I don't know how to use this as Transform in Memsql.
from confluent_kafka import KafkaError
from confluent_kafka.avro import AvroConsumer
from confluent_kafka.avro.serializer import SerializerError
import sys
c = AvroConsumer({
'bootstrap.servers': 'X.Y.Z.W:9092',
'group.id': 'groupid1112',
'schema.registry.url': 'http://X.Y.Z.W:8081',
'default.topic.config': {
'auto.offset.reset': 'smallest'
}
})
c.subscribe(['test_topic'])
count =0
while True:
try:
msg = c.poll(10)
except SerializerError as e:
print("Message deserialization failed for {}: {}".format(msg, e))
break
if msg is None:
continue
if msg.error():
if msg.error().code() == KafkaError._PARTITION_EOF:
continue
else:
print(msg.error())
break
valueList = list(msg.value().values())
print(valueList)
c.close()
It's pritning
[1518776144187, 1, 2, 103,'asas',asas'eer',None]
check these docs
https://docs.memsql.com/memsql-pipelines/v6.0/transforms/
stay tuned for native avro support in an upcoming MemSQL release.

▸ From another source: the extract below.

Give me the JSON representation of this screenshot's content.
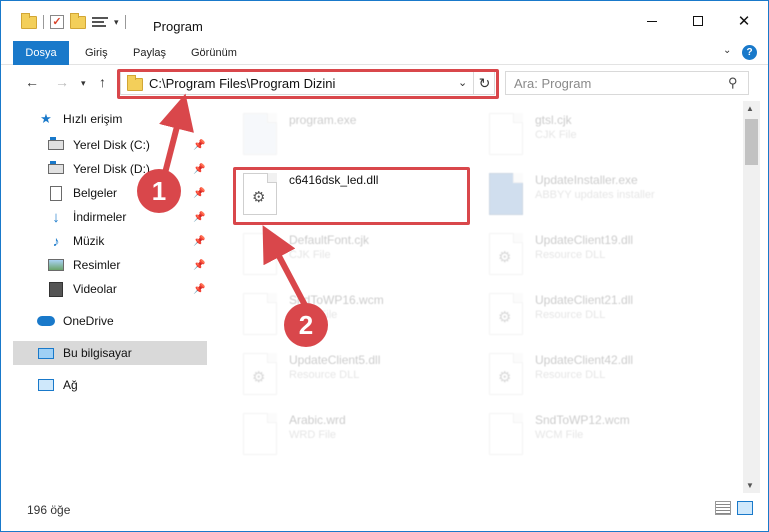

youll want to do something like the following, but with me sketching over the avro-specific details since I don't know the avro library off the top of my head.
```
def input_stream():
"""
Consume STDIN and yield each record that is received from MemSQL
"""
while True:
byte_len = sys.stdin.read(8)
if len(byte_len) == 8:
byte_len = struct.unpack("L", byte_len)[0]
result = sys.stdin.read(byte_len)
yield result
else:
assert len(byte_len) == 0, byte_len
return
avro_context = WhateverYouNeed() # maybe connect to schema registry here if you need to
for msg in input_stream():
object = DeserializeAvro(avro_context, msg) # this is your code
sys.stdout.write(SerializeToTSV(object)) # also your code
```
Using the schema registry should be fine, but you shouldn't need to worry about the details of reading from kafka in your transform script. I can try to get you a more detailed script Monday, but this is how to structure the code.